I think about:
Non-archimedean periods for log Calabi-Yau surfaces
Abstract: Period integrals are a fundamental concept in algebraic geometry and number theory. Using the non-archimedean SYZ fibration, we study the notion of non-archimedean periods as introduced by Kontsevich and Soibelman. We prove that the non-archimedean period map recovers the analytic period for log Calabi-Yau surfaces, verifying a conjecture of Kontsevich-Soibelman. This is joint work with Jonathan Lai.
Analytification of logarithmic schemes
Abstract: We construct an analytification functor which, to a log scheme (X,MX) over a valued field, associates a locally ringed space (X,MX)an. This formalises the notion of that the Berkovich analytification of X is equal to the tropicalisation of (X,OX). The functor passes through the category of valuative log schemes, and therefore we obtain an explicit description of the valuativisation of a log scheme in the trivially valued case. As a result, any functor which is invariant under log modifications induces an associated functor on the corresponding analytic spaces. We offer a detailed description in the case of LogChow.

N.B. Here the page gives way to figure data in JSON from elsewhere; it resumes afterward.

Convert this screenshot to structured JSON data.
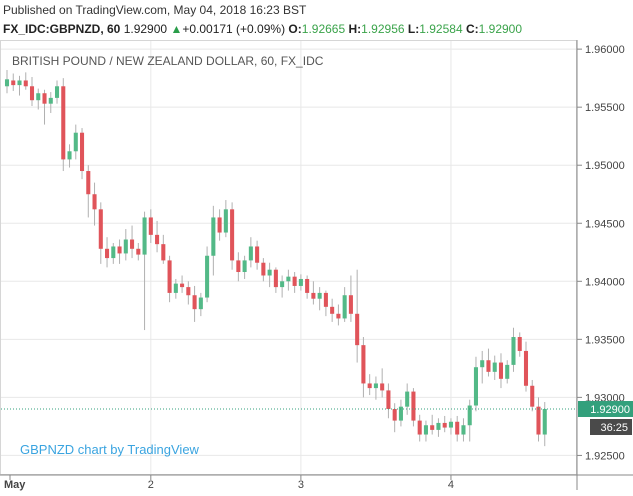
{
  "header": {
    "published": "Published on TradingView.com, May 04, 2018 16:23 BST",
    "symbol": "FX_IDC:GBPNZD, 60",
    "last": "1.92900",
    "arrow": "▲",
    "change": "+0.00171 (+0.09%)",
    "o_label": "O:",
    "o_value": "1.92665",
    "h_label": "H:",
    "h_value": "1.92956",
    "l_label": "L:",
    "l_value": "1.92584",
    "c_label": "C:",
    "c_value": "1.92900"
  },
  "chart_title": "BRITISH POUND / NEW ZEALAND DOLLAR, 60, FX_IDC",
  "watermark": "GBPNZD chart by TradingView",
  "price_badge": "1.92900",
  "countdown_badge": "36:25",
  "colors": {
    "up": "#53b987",
    "down": "#e0545a",
    "wick": "#b0b0b0",
    "badge": "#33a07c",
    "countdown": "#4a4a4a",
    "grid": "#e8e8e8",
    "watermark": "#3aa4e0"
  },
  "chart_data": {
    "type": "candlestick",
    "title": "BRITISH POUND / NEW ZEALAND DOLLAR, 60, FX_IDC",
    "y_ticks": [
      "1.96000",
      "1.95500",
      "1.95000",
      "1.94500",
      "1.94000",
      "1.93500",
      "1.93000",
      "1.92500"
    ],
    "y_range": [
      1.9234,
      1.9607
    ],
    "x_ticks": [
      {
        "label": "May",
        "index": 0
      },
      {
        "label": "2",
        "index": 23
      },
      {
        "label": "3",
        "index": 47
      },
      {
        "label": "4",
        "index": 71
      }
    ],
    "last_price": 1.929,
    "candles": [
      {
        "o": 1.9568,
        "h": 1.9582,
        "l": 1.9562,
        "c": 1.9574
      },
      {
        "o": 1.9573,
        "h": 1.9579,
        "l": 1.9564,
        "c": 1.9569
      },
      {
        "o": 1.9569,
        "h": 1.9577,
        "l": 1.956,
        "c": 1.9573
      },
      {
        "o": 1.9573,
        "h": 1.958,
        "l": 1.9565,
        "c": 1.9568
      },
      {
        "o": 1.9568,
        "h": 1.9576,
        "l": 1.9551,
        "c": 1.9556
      },
      {
        "o": 1.9556,
        "h": 1.9566,
        "l": 1.9548,
        "c": 1.9562
      },
      {
        "o": 1.9562,
        "h": 1.9565,
        "l": 1.9535,
        "c": 1.9553
      },
      {
        "o": 1.9553,
        "h": 1.9563,
        "l": 1.9545,
        "c": 1.9558
      },
      {
        "o": 1.9558,
        "h": 1.9573,
        "l": 1.9553,
        "c": 1.9568
      },
      {
        "o": 1.9568,
        "h": 1.9575,
        "l": 1.9495,
        "c": 1.9505
      },
      {
        "o": 1.9505,
        "h": 1.9518,
        "l": 1.9498,
        "c": 1.9512
      },
      {
        "o": 1.9512,
        "h": 1.9535,
        "l": 1.9505,
        "c": 1.9528
      },
      {
        "o": 1.9528,
        "h": 1.9532,
        "l": 1.9488,
        "c": 1.9495
      },
      {
        "o": 1.9495,
        "h": 1.95,
        "l": 1.9455,
        "c": 1.9475
      },
      {
        "o": 1.9475,
        "h": 1.9485,
        "l": 1.9448,
        "c": 1.9462
      },
      {
        "o": 1.9462,
        "h": 1.9468,
        "l": 1.9415,
        "c": 1.9428
      },
      {
        "o": 1.9428,
        "h": 1.9438,
        "l": 1.9412,
        "c": 1.942
      },
      {
        "o": 1.942,
        "h": 1.9433,
        "l": 1.9415,
        "c": 1.943
      },
      {
        "o": 1.943,
        "h": 1.9436,
        "l": 1.9415,
        "c": 1.9424
      },
      {
        "o": 1.9424,
        "h": 1.9445,
        "l": 1.9418,
        "c": 1.9436
      },
      {
        "o": 1.9436,
        "h": 1.9448,
        "l": 1.942,
        "c": 1.9428
      },
      {
        "o": 1.9428,
        "h": 1.9433,
        "l": 1.9418,
        "c": 1.9423
      },
      {
        "o": 1.9423,
        "h": 1.946,
        "l": 1.9358,
        "c": 1.9455
      },
      {
        "o": 1.9455,
        "h": 1.9462,
        "l": 1.9433,
        "c": 1.944
      },
      {
        "o": 1.944,
        "h": 1.9452,
        "l": 1.9425,
        "c": 1.9432
      },
      {
        "o": 1.9432,
        "h": 1.944,
        "l": 1.9415,
        "c": 1.9418
      },
      {
        "o": 1.9418,
        "h": 1.9422,
        "l": 1.9382,
        "c": 1.939
      },
      {
        "o": 1.939,
        "h": 1.9402,
        "l": 1.9385,
        "c": 1.9398
      },
      {
        "o": 1.9398,
        "h": 1.9405,
        "l": 1.939,
        "c": 1.9395
      },
      {
        "o": 1.9395,
        "h": 1.94,
        "l": 1.938,
        "c": 1.9388
      },
      {
        "o": 1.9388,
        "h": 1.9396,
        "l": 1.9365,
        "c": 1.9376
      },
      {
        "o": 1.9376,
        "h": 1.939,
        "l": 1.937,
        "c": 1.9386
      },
      {
        "o": 1.9386,
        "h": 1.943,
        "l": 1.9382,
        "c": 1.9422
      },
      {
        "o": 1.9422,
        "h": 1.9465,
        "l": 1.9405,
        "c": 1.9455
      },
      {
        "o": 1.9455,
        "h": 1.9462,
        "l": 1.9435,
        "c": 1.9442
      },
      {
        "o": 1.9442,
        "h": 1.947,
        "l": 1.9438,
        "c": 1.9462
      },
      {
        "o": 1.9462,
        "h": 1.9468,
        "l": 1.941,
        "c": 1.9418
      },
      {
        "o": 1.9418,
        "h": 1.9425,
        "l": 1.94,
        "c": 1.9408
      },
      {
        "o": 1.9408,
        "h": 1.9422,
        "l": 1.9402,
        "c": 1.9418
      },
      {
        "o": 1.9418,
        "h": 1.9438,
        "l": 1.9412,
        "c": 1.943
      },
      {
        "o": 1.943,
        "h": 1.9435,
        "l": 1.941,
        "c": 1.9416
      },
      {
        "o": 1.9416,
        "h": 1.942,
        "l": 1.94,
        "c": 1.9405
      },
      {
        "o": 1.9405,
        "h": 1.9416,
        "l": 1.9395,
        "c": 1.941
      },
      {
        "o": 1.941,
        "h": 1.9412,
        "l": 1.939,
        "c": 1.9395
      },
      {
        "o": 1.9395,
        "h": 1.9405,
        "l": 1.9386,
        "c": 1.94
      },
      {
        "o": 1.94,
        "h": 1.941,
        "l": 1.9392,
        "c": 1.9404
      },
      {
        "o": 1.9404,
        "h": 1.9408,
        "l": 1.939,
        "c": 1.9396
      },
      {
        "o": 1.9396,
        "h": 1.9406,
        "l": 1.9392,
        "c": 1.9402
      },
      {
        "o": 1.9402,
        "h": 1.9405,
        "l": 1.9385,
        "c": 1.939
      },
      {
        "o": 1.939,
        "h": 1.94,
        "l": 1.938,
        "c": 1.9385
      },
      {
        "o": 1.9385,
        "h": 1.9395,
        "l": 1.9375,
        "c": 1.939
      },
      {
        "o": 1.939,
        "h": 1.9392,
        "l": 1.937,
        "c": 1.9378
      },
      {
        "o": 1.9378,
        "h": 1.9385,
        "l": 1.9365,
        "c": 1.9372
      },
      {
        "o": 1.9372,
        "h": 1.938,
        "l": 1.9362,
        "c": 1.9368
      },
      {
        "o": 1.9368,
        "h": 1.9395,
        "l": 1.9365,
        "c": 1.9388
      },
      {
        "o": 1.9388,
        "h": 1.9405,
        "l": 1.9365,
        "c": 1.9372
      },
      {
        "o": 1.9372,
        "h": 1.941,
        "l": 1.933,
        "c": 1.9345
      },
      {
        "o": 1.9345,
        "h": 1.9352,
        "l": 1.93,
        "c": 1.9312
      },
      {
        "o": 1.9312,
        "h": 1.932,
        "l": 1.9302,
        "c": 1.9308
      },
      {
        "o": 1.9308,
        "h": 1.9318,
        "l": 1.9298,
        "c": 1.9312
      },
      {
        "o": 1.9312,
        "h": 1.9325,
        "l": 1.93,
        "c": 1.9306
      },
      {
        "o": 1.9306,
        "h": 1.9312,
        "l": 1.9282,
        "c": 1.929
      },
      {
        "o": 1.929,
        "h": 1.9295,
        "l": 1.927,
        "c": 1.928
      },
      {
        "o": 1.928,
        "h": 1.9298,
        "l": 1.9275,
        "c": 1.9292
      },
      {
        "o": 1.9292,
        "h": 1.9312,
        "l": 1.9285,
        "c": 1.9305
      },
      {
        "o": 1.9305,
        "h": 1.9308,
        "l": 1.9275,
        "c": 1.928
      },
      {
        "o": 1.928,
        "h": 1.9285,
        "l": 1.9262,
        "c": 1.9268
      },
      {
        "o": 1.9268,
        "h": 1.928,
        "l": 1.9262,
        "c": 1.9276
      },
      {
        "o": 1.9276,
        "h": 1.9285,
        "l": 1.9268,
        "c": 1.9272
      },
      {
        "o": 1.9272,
        "h": 1.9282,
        "l": 1.9266,
        "c": 1.9278
      },
      {
        "o": 1.9278,
        "h": 1.9284,
        "l": 1.927,
        "c": 1.9274
      },
      {
        "o": 1.9274,
        "h": 1.9282,
        "l": 1.9268,
        "c": 1.9279
      },
      {
        "o": 1.9279,
        "h": 1.9284,
        "l": 1.9262,
        "c": 1.9268
      },
      {
        "o": 1.9268,
        "h": 1.9282,
        "l": 1.9262,
        "c": 1.9276
      },
      {
        "o": 1.9276,
        "h": 1.9298,
        "l": 1.9262,
        "c": 1.9293
      },
      {
        "o": 1.9293,
        "h": 1.9335,
        "l": 1.9288,
        "c": 1.9326
      },
      {
        "o": 1.9326,
        "h": 1.934,
        "l": 1.9312,
        "c": 1.9332
      },
      {
        "o": 1.9332,
        "h": 1.9342,
        "l": 1.9318,
        "c": 1.9322
      },
      {
        "o": 1.9322,
        "h": 1.9336,
        "l": 1.9315,
        "c": 1.933
      },
      {
        "o": 1.933,
        "h": 1.9338,
        "l": 1.9308,
        "c": 1.9316
      },
      {
        "o": 1.9316,
        "h": 1.9332,
        "l": 1.9312,
        "c": 1.9328
      },
      {
        "o": 1.9328,
        "h": 1.936,
        "l": 1.9322,
        "c": 1.9352
      },
      {
        "o": 1.9352,
        "h": 1.9356,
        "l": 1.9335,
        "c": 1.934
      },
      {
        "o": 1.934,
        "h": 1.9348,
        "l": 1.9305,
        "c": 1.931
      },
      {
        "o": 1.931,
        "h": 1.9315,
        "l": 1.9288,
        "c": 1.9292
      },
      {
        "o": 1.9292,
        "h": 1.93,
        "l": 1.9262,
        "c": 1.9268
      },
      {
        "o": 1.9268,
        "h": 1.9296,
        "l": 1.9258,
        "c": 1.929
      }
    ]
  }
}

Furthermore, to each log scheme (X,MX) we associate a polyhedral complex Sk(X,MX), called the skeleton which embeds in (X,MX)an along with a deformation retraction to this complex. When we work over the complex numbers with the Euclidean norm, we recover real torus fibrations; in the case of a non-Archimedean valued field, we recover affinoid torus fibrations. We use these skeleta to study log modifications of the moduli space of curves. This is joint work with Robert Crumplin.
Non-archimedean analytic fibrations and mirror symmetry
Abstract: Given X an algebraic variety over a discretely valued field K and X a divisorially log terminal model of X, one can construct the retraction Xan –> Sk(X). We endow Sk(X) with the structure of a non-archimedean analytic stack and prove that the map above is a flat map of non-archimedean analytic stacks. By explicitly describing the analytic stack structure, we investigate the analytic singularities of the fibration. We also study the tropical lifting problem in the category of non-archimedean analytic stacks.